CAT scans are generally only used when several symptoms of a concussion are apparent and when the person loses consciousness. Souhan said giving x-rays to young people who don’t absolutely need them gives an unnecessary exposure to radiation.
After a concussion, giving an athlete enough recovery time is vital for the healing process, Souhan said. If a young person isn’t allowed to fully recuperate, a second traumatic brain injury could be much worse, she said.
“The second concussion will be far more severe if there isn’t enough recovery time,” Souhan said.
Even with adequate time, an athlete can develop chronic head injuries with multiple concussions.
Getting back on the field is important to athletes, coaches and parents, but national guidelines are enforced to guide a player through a recovery stage and back to playing.
Julie Pecor, the athletic trainer at BFA-St. Albans, said the high school has its own step-by-step process for an athlete returning from a head injury.
Before a player can begin the formal return process, the school has to receive a note from the athlete’s pediatrician, Pecor said. She’ll then take the player through five steps of varying physical exertion to see how they hold up.
The athlete begins with five to 10 minutes of light aerobic activity, such as riding a stationary bike. Pecor said at this point it’s important to keep the head from moving too much.
If the player clears that hurdle without feeling any concussion symptoms, he or she can move up to more moderate exercise, like jogging. Pecor said she’ll have the player go through a few rounds of this aerobic activity, checking in at different intervals.
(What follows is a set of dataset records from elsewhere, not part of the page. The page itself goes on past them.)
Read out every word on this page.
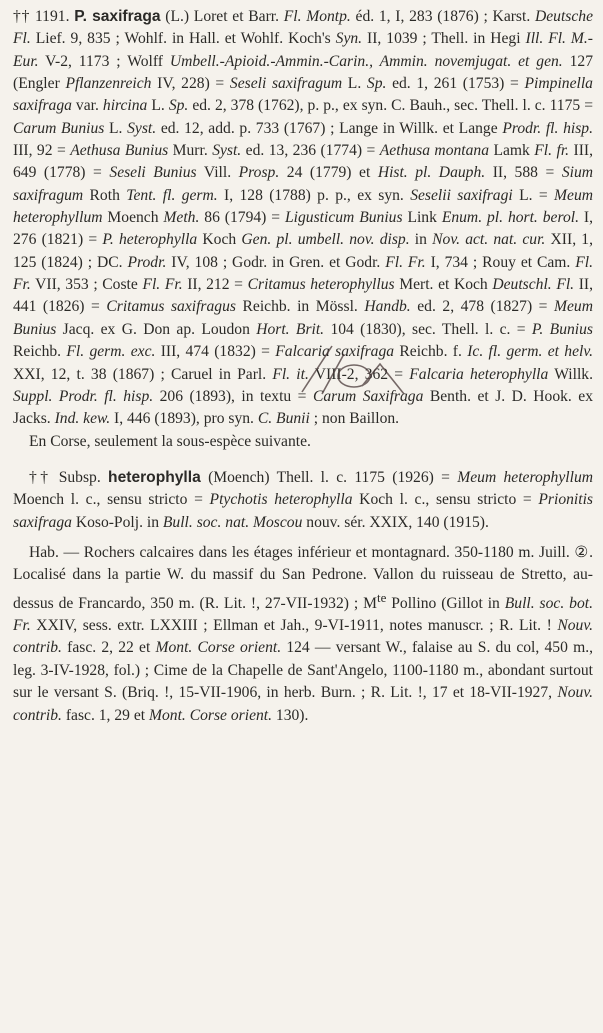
†† 1191. P. saxifraga (L.) Loret et Barr. Fl. Montp. éd. 1, I, 283 (1876) ; Karst. Deutsche Fl. Lief. 9, 835 ; Wohlf. in Hall. et Wohlf. Koch's Syn. II, 1039 ; Thell. in Hegi Ill. Fl. M.-Eur. V-2, 1173 ; Wolff Umbell.-Apioid.-Ammin.-Carin., Ammin. novemjugat. et gen. 127 (Engler Pflanzenreich IV, 228) = Seseli saxifragum L. Sp. ed. 1, 261 (1753) = Pimpinella saxifraga var. hircina L. Sp. ed. 2, 378 (1762), p. p., ex syn. C. Bauh., sec. Thell. l. c. 1175 = Carum Bunius L. Syst. ed. 12, add. p. 733 (1767) ; Lange in Willk. et Lange Prodr. fl. hisp. III, 92 = Aethusa Bunius Murr. Syst. ed. 13, 236 (1774) = Aethusa montana Lamk Fl. fr. III, 649 (1778) = Seseli Bunius Vill. Prosp. 24 (1779) et Hist. pl. Dauph. II, 588 = Sium saxifragum Roth Tent. fl. germ. I, 128 (1788) p. p., ex syn. Seselii saxifragi L. = Meum heterophyllum Moench Meth. 86 (1794) = Ligusticum Bunius Link Enum. pl. hort. berol. I, 276 (1821) = P. heterophylla Koch Gen. pl. umbell. nov. disp. in Nov. act. nat. cur. XII, 1, 125 (1824) ; DC. Prodr. IV, 108 ; Godr. in Gren. et Godr. Fl. Fr. I, 734 ; Rouy et Cam. Fl. Fr. VII, 353 ; Coste Fl. Fr. II, 212 = Critamus heterophyllus Mert. et Koch Deutschl. Fl. II, 441 (1826) = Critamus saxifragus Reichb. in Mössl. Handb. ed. 2, 478 (1827) = Meum Bunius Jacq. ex G. Don ap. Loudon Hort. Brit. 104 (1830), sec. Thell. l. c. = P. Bunius Reichb. Fl. germ. exc. III, 474 (1832) = Falcaria saxifraga Reichb. f. Ic. fl. germ. et helv. XXI, 12, t. 38 (1867) ; Caruel in Parl. Fl. it. VIII-2, 362 = Falcaria heterophylla Willk. Suppl. Prodr. fl. hisp. 206 (1893), in textu = Carum Saxifraga Benth. et J. D. Hook. ex Jacks. Ind. kew. I, 446 (1893), pro syn. C. Bunii ; non Baillon.

En Corse, seulement la sous-espèce suivante.

†† Subsp. heterophylla (Moench) Thell. l. c. 1175 (1926) = Meum heterophyllum Moench l. c., sensu stricto = Ptychotis heterophylla Koch l. c., sensu stricto = Prionitis saxifraga Koso-Polj. in Bull. soc. nat. Moscou nouv. sér. XXIX, 140 (1915).

Hab. — Rochers calcaires dans les étages inférieur et montagnard. 350-1180 m. Juill. ②. Localisé dans la partie W. du massif du San Pedrone. Vallon du ruisseau de Stretto, au-dessus de Francardo, 350 m. (R. Lit. !, 27-VII-1932) ; $M^{te}$ Pollino (Gillot in Bull. soc. bot. Fr. XXIV, sess. extr. LXXIII ; Ellman et Jah., 9-VI-1911, notes manuscr. ; R. Lit. ! Nouv. contrib. fasc. 2, 22 et Mont. Corse orient. 124 — versant W., falaise au S. du col, 450 m., leg. 3-IV-1928, fol.) ; Cime de la Chapelle de Sant'Angelo, 1100-1180 m., abondant surtout sur le versant S. (Briq. !, 15-VII-1906, in herb. Burn. ; R. Lit. !, 17 et 18-VII-1927, Nouv. contrib. fasc. 1, 29 et Mont. Corse orient. 130).
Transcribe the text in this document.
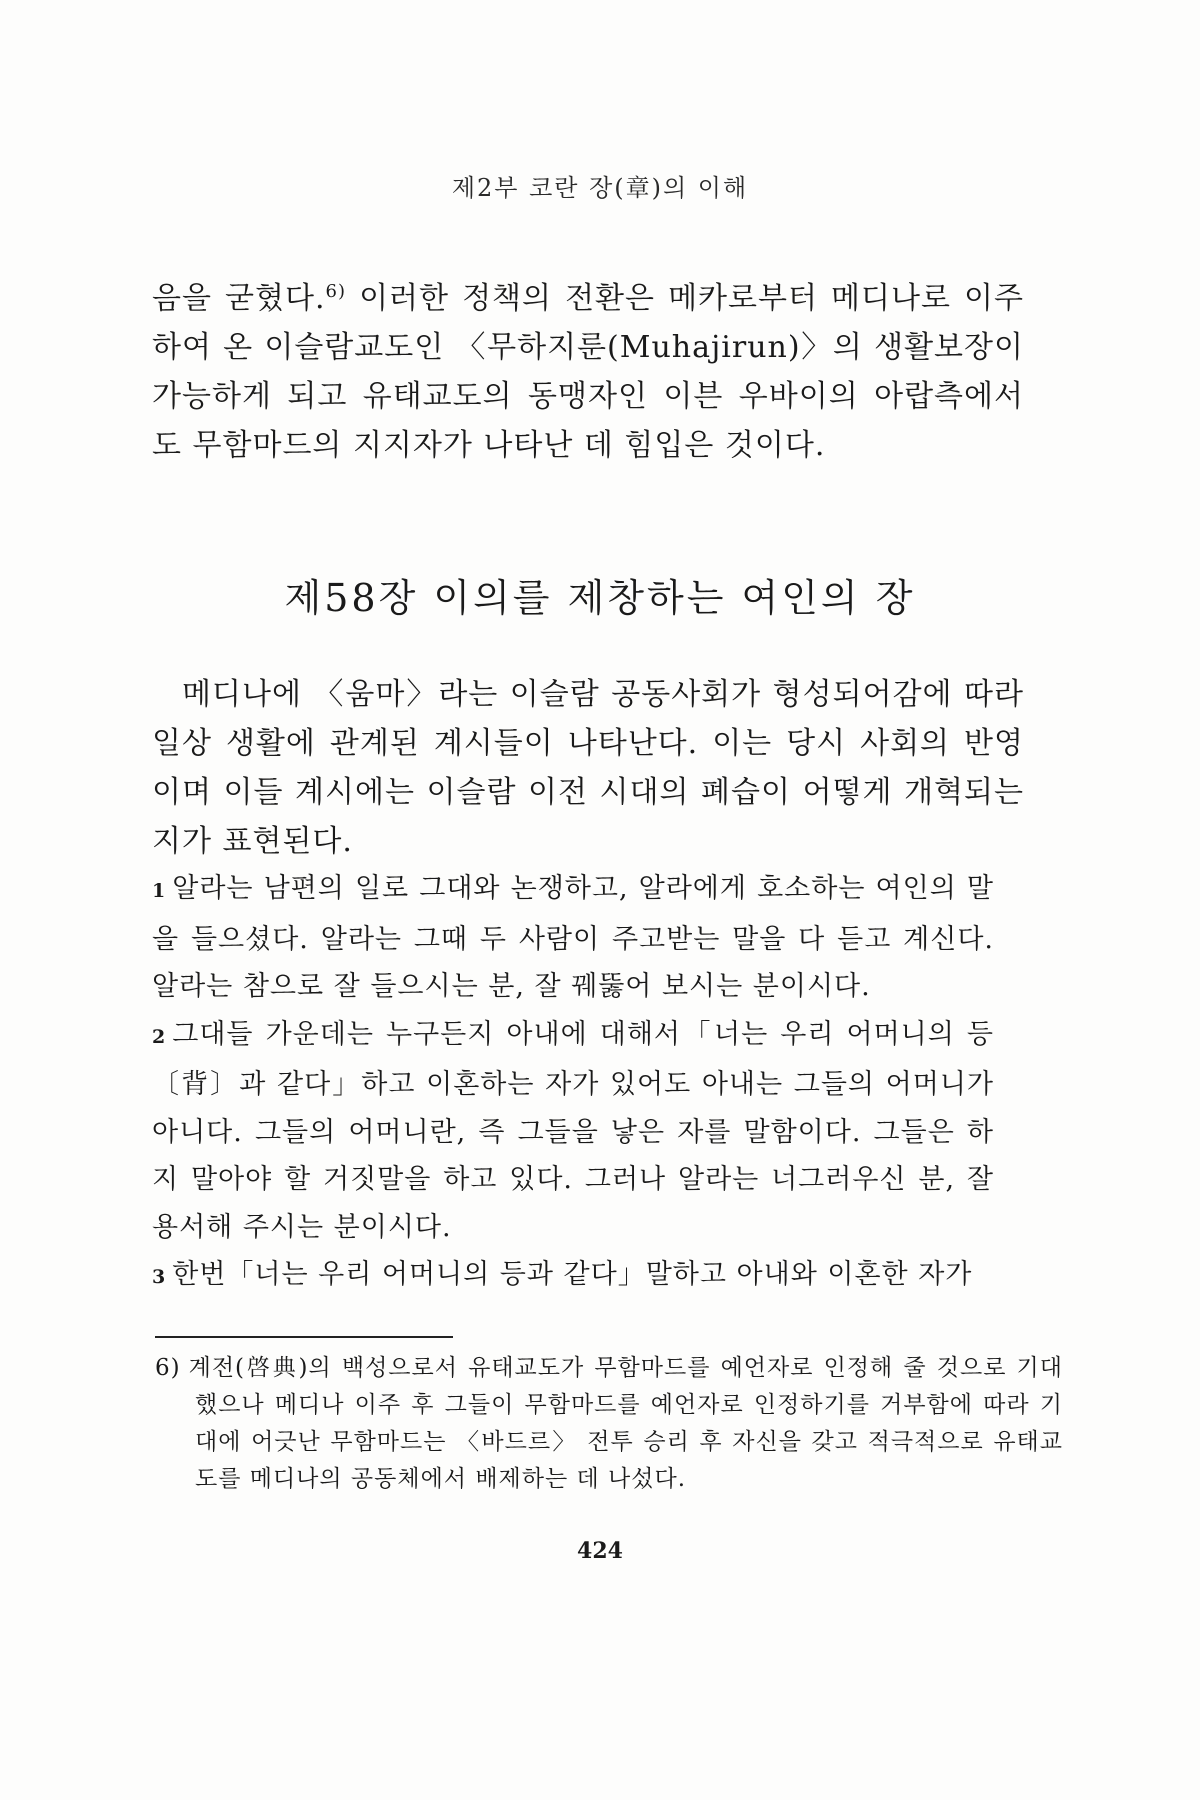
제2부 코란 장(章)의 이해

음을 굳혔다.$^{6)}$ 이러한 정책의 전환은 메카로부터 메디나로 이주하여 온 이슬람교도인 〈무하지룬(Muhajirun)〉의 생활보장이 가능하게 되고 유태교도의 동맹자인 이븐 우바이의 아랍측에서도 무함마드의 지지자가 나타난 데 힘입은 것이다.

제58장 이의를 제창하는 여인의 장

메디나에 〈움마〉라는 이슬람 공동사회가 형성되어감에 따라 일상 생활에 관계된 계시들이 나타난다. 이는 당시 사회의 반영이며 이들 계시에는 이슬람 이전 시대의 폐습이 어떻게 개혁되는지가 표현된다.

1 알라는 남편의 일로 그대와 논쟁하고, 알라에게 호소하는 여인의 말을 들으셨다. 알라는 그때 두 사람이 주고받는 말을 다 듣고 계신다. 알라는 참으로 잘 들으시는 분, 잘 꿰뚫어 보시는 분이시다.

2 그대들 가운데는 누구든지 아내에 대해서「너는 우리 어머니의 등〔背〕과 같다」하고 이혼하는 자가 있어도 아내는 그들의 어머니가 아니다. 그들의 어머니란, 즉 그들을 낳은 자를 말함이다. 그들은 하지 말아야 할 거짓말을 하고 있다. 그러나 알라는 너그러우신 분, 잘 용서해 주시는 분이시다.

3 한번「너는 우리 어머니의 등과 같다」말하고 아내와 이혼한 자가

6) 계전(啓典)의 백성으로서 유태교도가 무함마드를 예언자로 인정해 줄 것으로 기대했으나 메디나 이주 후 그들이 무함마드를 예언자로 인정하기를 거부함에 따라 기대에 어긋난 무함마드는 〈바드르〉 전투 승리 후 자신을 갖고 적극적으로 유태교도를 메디나의 공동체에서 배제하는 데 나섰다.

424
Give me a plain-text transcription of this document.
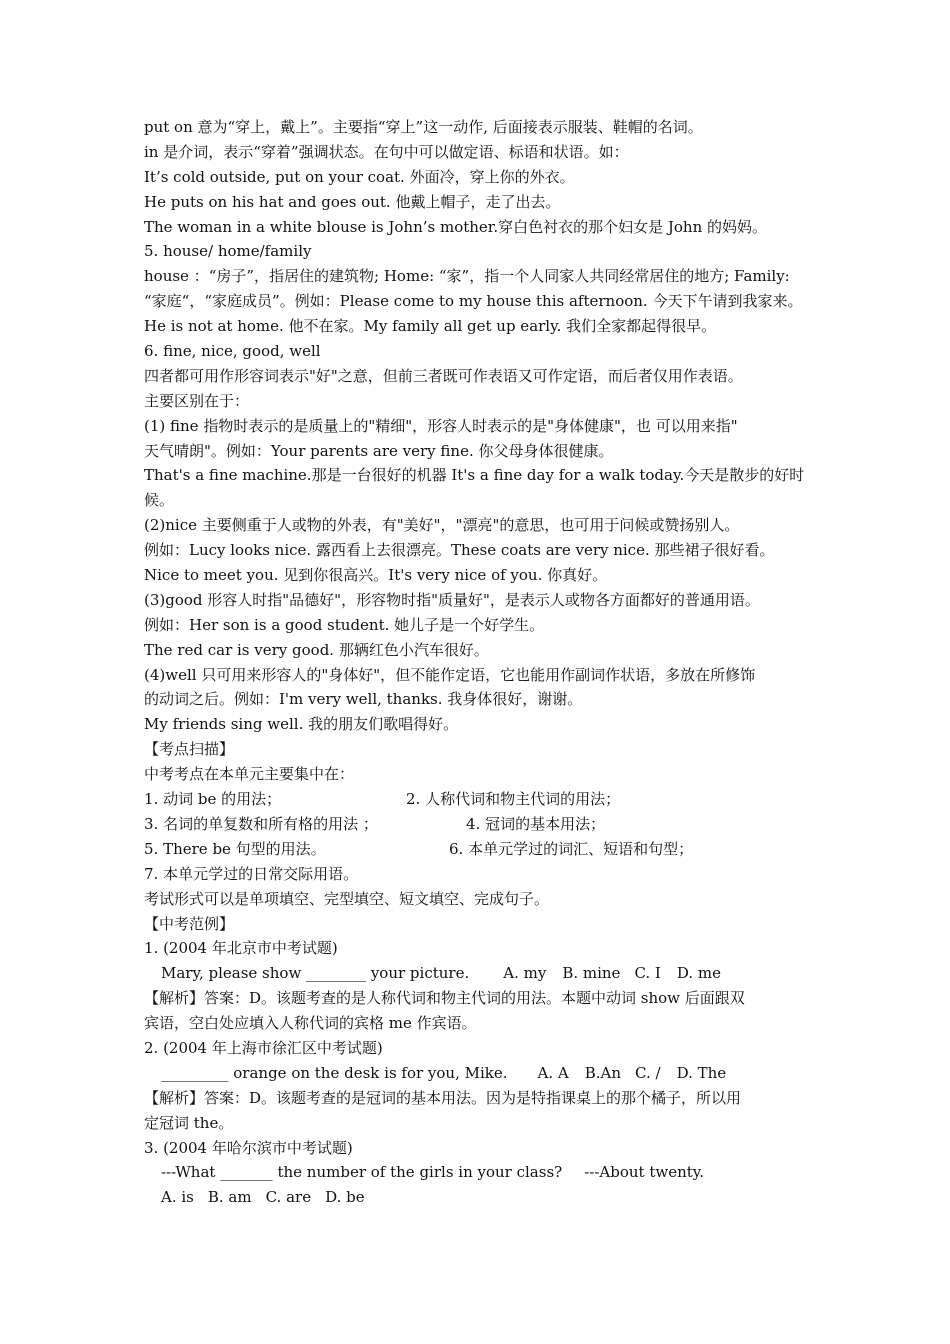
put on 意为“穿上，戴上”。主要指“穿上”这一动作, 后面接表示服装、鞋帽的名词。
in 是介词，表示“穿着”强调状态。在句中可以做定语、标语和状语。如：
It’s cold outside, put on your coat. 外面冷，穿上你的外衣。
He puts on his hat and goes out. 他戴上帽子，走了出去。
The woman in a white blouse is John’s mother.穿白色衬衣的那个妇女是 John 的妈妈。
5. house/ home/family
house ：“房子”，指居住的建筑物; Home: “家”，指一个人同家人共同经常居住的地方; Family:
“家庭“，“家庭成员”。例如：Please come to my house this afternoon. 今天下午请到我家来。
He is not at home. 他不在家。My family all get up early. 我们全家都起得很早。
6. fine, nice, good, well
四者都可用作形容词表示"好"之意，但前三者既可作表语又可作定语，而后者仅用作表语。
主要区别在于：
(1) fine 指物时表示的是质量上的"精细"，形容人时表示的是"身体健康"，也 可以用来指"
天气晴朗"。例如：Your parents are very fine. 你父母身体很健康。
That's a fine machine.那是一台很好的机器 It's a fine day for a walk today.今天是散步的好时
候。
(2)nice 主要侧重于人或物的外表，有"美好"，"漂亮"的意思，也可用于问候或赞扬别人。
例如：Lucy looks nice. 露西看上去很漂亮。These coats are very nice. 那些裙子很好看。
Nice to meet you. 见到你很高兴。It's very nice of you. 你真好。
(3)good 形容人时指"品德好"，形容物时指"质量好"，是表示人或物各方面都好的普通用语。
例如：Her son is a good student. 她儿子是一个好学生。
The red car is very good. 那辆红色小汽车很好。
(4)well 只可用来形容人的"身体好"，但不能作定语，它也能用作副词作状语，多放在所修饰
的动词之后。例如：I'm very well, thanks. 我身体很好，谢谢。
My friends sing well. 我的朋友们歌唱得好。
【考点扫描】
中考考点在本单元主要集中在：
1. 动词 be 的用法；	2. 人称代词和物主代词的用法；
3. 名词的单复数和所有格的用法 ；	4. 冠词的基本用法；
5. There be 句型的用法。	6. 本单元学过的词汇、短语和句型；
7. 本单元学过的日常交际用语。
考试形式可以是单项填空、完型填空、短文填空、完成句子。
【中考范例】
1. (2004 年北京市中考试题)
Mary, please show ________ your picture. A. my B. mine C. I D. me
【解析】答案：D。该题考查的是人称代词和物主代词的用法。本题中动词 show 后面跟双
宾语，空白处应填入人称代词的宾格 me 作宾语。
2. (2004 年上海市徐汇区中考试题)
_________ orange on the desk is for you, Mike. A. A B.An C. / D. The
【解析】答案：D。该题考查的是冠词的基本用法。因为是特指课桌上的那个橘子，所以用
定冠词 the。
3. (2004 年哈尔滨市中考试题)
---What _______ the number of the girls in your class? ---About twenty.
A. is B. am C. are D. be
For the third step, a player can participate in a non-contact practice. If there are still no symptoms, the player then can participate in full, contact practice the next day. The final step is returning to competition, Pecor said.
Before the fall sports season starts this year, Pecor said all coaches will go over guidelines for handling players with head injuries. She said they stress that taking extra time for recovery is the smart move.
“With this type of injury, you really do have to be conservative,” Pecor said. “It’s really all about the athletes’ safety.”